13 juni 2019
Metaethics is one of the important branches of ethics (along with normative and applied ethics) and it explores the nature of ethical properties, attitudes, and judgments. In metaethics, expressivism constitutes a theory on the meaning of moral language. According to expressivism, sentences in which moral terminology is used are not descriptive or fact-stating; moral terms such as ‘good’ or ‘bad’ do not refer to real or existing properties (in contrast to, for instance, 'red'), but are used to express attitudes (such as approval or disapproval).
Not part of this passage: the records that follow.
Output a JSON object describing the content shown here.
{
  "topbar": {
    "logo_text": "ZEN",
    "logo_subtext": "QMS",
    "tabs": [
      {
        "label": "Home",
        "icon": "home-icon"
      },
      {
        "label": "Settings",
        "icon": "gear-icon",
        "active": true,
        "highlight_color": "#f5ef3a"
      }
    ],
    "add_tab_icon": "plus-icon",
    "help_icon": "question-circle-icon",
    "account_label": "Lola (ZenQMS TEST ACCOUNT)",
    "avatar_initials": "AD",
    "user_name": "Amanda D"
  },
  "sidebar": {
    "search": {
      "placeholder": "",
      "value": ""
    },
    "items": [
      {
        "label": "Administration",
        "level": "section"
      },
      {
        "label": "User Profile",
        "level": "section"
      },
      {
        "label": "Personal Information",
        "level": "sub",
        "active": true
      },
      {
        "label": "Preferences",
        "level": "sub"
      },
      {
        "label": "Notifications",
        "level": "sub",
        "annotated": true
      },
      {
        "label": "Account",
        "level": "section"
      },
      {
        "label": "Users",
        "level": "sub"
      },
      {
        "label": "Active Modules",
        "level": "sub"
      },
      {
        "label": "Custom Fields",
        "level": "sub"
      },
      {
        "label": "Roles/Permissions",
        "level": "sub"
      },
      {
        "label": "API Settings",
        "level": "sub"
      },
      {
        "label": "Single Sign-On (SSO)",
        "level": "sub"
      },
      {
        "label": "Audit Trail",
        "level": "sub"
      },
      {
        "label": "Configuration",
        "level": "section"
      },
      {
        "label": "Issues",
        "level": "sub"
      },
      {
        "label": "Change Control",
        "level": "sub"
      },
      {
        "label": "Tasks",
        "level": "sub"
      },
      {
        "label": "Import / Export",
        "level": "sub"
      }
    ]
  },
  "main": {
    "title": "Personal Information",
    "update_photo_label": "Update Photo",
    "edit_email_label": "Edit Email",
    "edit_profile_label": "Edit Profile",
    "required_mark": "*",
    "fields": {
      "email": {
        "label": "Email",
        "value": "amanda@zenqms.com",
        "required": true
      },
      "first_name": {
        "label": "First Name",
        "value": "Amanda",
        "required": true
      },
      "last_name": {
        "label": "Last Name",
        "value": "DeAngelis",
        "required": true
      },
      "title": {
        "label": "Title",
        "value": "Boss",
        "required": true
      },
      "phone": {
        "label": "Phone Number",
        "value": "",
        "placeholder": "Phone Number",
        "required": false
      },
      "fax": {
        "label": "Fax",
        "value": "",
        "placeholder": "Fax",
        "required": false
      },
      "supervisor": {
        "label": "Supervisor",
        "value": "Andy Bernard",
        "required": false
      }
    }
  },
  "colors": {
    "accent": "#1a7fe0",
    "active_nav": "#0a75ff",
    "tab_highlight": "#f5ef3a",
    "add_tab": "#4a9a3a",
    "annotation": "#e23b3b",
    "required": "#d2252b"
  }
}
In their paper, philosophers Incurvati and Schlöder develop a novel solution to the negation version of the Frege-Geach problem. In the original version, this problem revolves around the fact that simple sentences that express moral judgments (such as ‘It is wrong to tell lies’) can be part of semantically complex sentences (such as ‘If it is wrong to tell lies, then it is also wrong to get your little brother to tell lies’) in a way that expressivists cannot easily explain.
Recently, the debate has focused more on the negation version of the problem. Here, the difference between normative and descriptive negations comes to the fore. Normative claims (such as ‘Murdering is wrong’ vs ‘Murdering is not wrong’), if receiving expressivist treatment, must be read as expressing different attitudes towards the same content. Thus, it seems that not here modifies attitudes. However, in descriptive claims (‘Murdering is legal vs Murdering is not legal’), the term not modifies the content of what is claimed.
Incurvati and Schlöder present a solution to this problem by developing a version of expressivism called inferential expressivism – a novel semantic framework that characterises meanings by inferential roles that define which attitudes one can infer from the use of terms. The UvA philosophers are the first to systematically apply expressivism and inferentialism to normative vocabulary.